LLMs can't do probability
Scope of the issue
- Thread centers on a simple prompt: “Say ‘left’ 80% of the time and ‘right’ 20% of the time,” and observes many LLMs output “left” almost always.
- Participants debate whether this shows a lack of probabilistic understanding, a limitation of decoding/sampling, or simply a bad prompt for this architecture.
Determinism, temperature, and sampling
- Many point out that base LLM output is deterministic logits; randomness comes from the sampling step (temperature, top‑k/p).
- With low temperature or argmax decoding, the model will output the single most likely token (“left”) 100% of the time, regardless of verbal probabilities in the prompt.
- Several argue the author effectively tested frequentist behavior (empirical outcomes) where the model is only set up to give a single Bayesian-style prediction per prompt.
Evidence from experiments
- Some users inspect logprobs: one token (e.g., “7” or “left”) has much higher probability than alternatives, contradicting the requested 80/20 split.

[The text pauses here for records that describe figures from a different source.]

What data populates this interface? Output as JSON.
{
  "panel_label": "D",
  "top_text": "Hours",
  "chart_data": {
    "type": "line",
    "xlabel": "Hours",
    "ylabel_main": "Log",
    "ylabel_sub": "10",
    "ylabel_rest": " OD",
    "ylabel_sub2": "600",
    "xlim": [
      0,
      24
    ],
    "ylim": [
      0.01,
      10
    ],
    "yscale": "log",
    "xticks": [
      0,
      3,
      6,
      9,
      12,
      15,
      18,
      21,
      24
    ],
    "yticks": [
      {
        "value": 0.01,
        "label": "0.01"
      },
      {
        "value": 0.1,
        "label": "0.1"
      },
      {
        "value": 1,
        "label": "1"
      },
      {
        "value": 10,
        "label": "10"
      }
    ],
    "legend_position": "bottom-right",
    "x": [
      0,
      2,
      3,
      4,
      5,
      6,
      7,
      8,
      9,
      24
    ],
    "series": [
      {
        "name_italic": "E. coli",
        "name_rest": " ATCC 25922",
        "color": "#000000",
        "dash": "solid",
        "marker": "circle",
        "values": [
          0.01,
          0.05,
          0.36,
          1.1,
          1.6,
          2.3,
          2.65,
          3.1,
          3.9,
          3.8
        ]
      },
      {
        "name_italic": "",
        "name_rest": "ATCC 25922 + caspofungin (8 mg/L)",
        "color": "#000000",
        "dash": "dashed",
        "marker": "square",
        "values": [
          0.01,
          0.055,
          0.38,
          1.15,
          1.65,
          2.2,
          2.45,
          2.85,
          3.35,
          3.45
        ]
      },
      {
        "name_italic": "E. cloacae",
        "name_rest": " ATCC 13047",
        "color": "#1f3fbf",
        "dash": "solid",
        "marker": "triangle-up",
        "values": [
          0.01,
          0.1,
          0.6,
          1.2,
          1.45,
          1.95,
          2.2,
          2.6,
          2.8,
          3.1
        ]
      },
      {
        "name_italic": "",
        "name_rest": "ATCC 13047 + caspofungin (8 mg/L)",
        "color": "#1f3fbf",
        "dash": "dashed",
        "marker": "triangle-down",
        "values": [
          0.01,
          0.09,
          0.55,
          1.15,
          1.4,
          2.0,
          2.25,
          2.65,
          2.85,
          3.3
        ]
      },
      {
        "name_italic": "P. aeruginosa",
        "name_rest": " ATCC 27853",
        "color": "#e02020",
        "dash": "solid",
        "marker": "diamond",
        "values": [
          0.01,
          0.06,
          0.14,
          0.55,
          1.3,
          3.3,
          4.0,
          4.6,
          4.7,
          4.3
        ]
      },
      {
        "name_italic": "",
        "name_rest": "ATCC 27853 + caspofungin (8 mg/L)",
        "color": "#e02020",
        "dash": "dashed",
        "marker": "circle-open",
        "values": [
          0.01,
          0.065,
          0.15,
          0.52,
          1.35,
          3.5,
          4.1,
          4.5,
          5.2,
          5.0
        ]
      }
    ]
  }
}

- When asked for sequences (e.g., 100 outputs in one go), or “repeat 10 times,” models often internally write and run Python/NumPy RNG code, yielding roughly correct distributions (e.g., ~80/20).
- Dice-roll tests show non-uniform biases (e.g., overproducing 3–5), reinforcing that “generate a random X” is unreliable without tools.
Humans vs LLMs on probability
- Multiple comments stress humans are also bad at randomness and probability; reference to experiments showing predictable “random” human choices.
- Others counter that large human samples (e.g., polls) can approximate prompted probabilities reasonably well, suggesting humans still outperform current LLMs on this narrow task.
Training, RLHF, and calibration
- Some note pre-RLHF base models were better calibrated; RLHF and safety tuning may flatten or sharpen logits and hurt probabilistic behavior.
- Ideas are floated about fine-tuning on probabilistic prompts using KL divergence, but temperature dependence and decoding make this tricky.
Broader takeaways
- Consensus: LLMs are probabilistic models but not good on-demand RNGs; for reliable randomness, they should call external code or tools.
- Several commenters generalize: LLMs are “plausibility engines” optimized to produce the most likely-looking next token, not to obey explicit probabilistic instructions.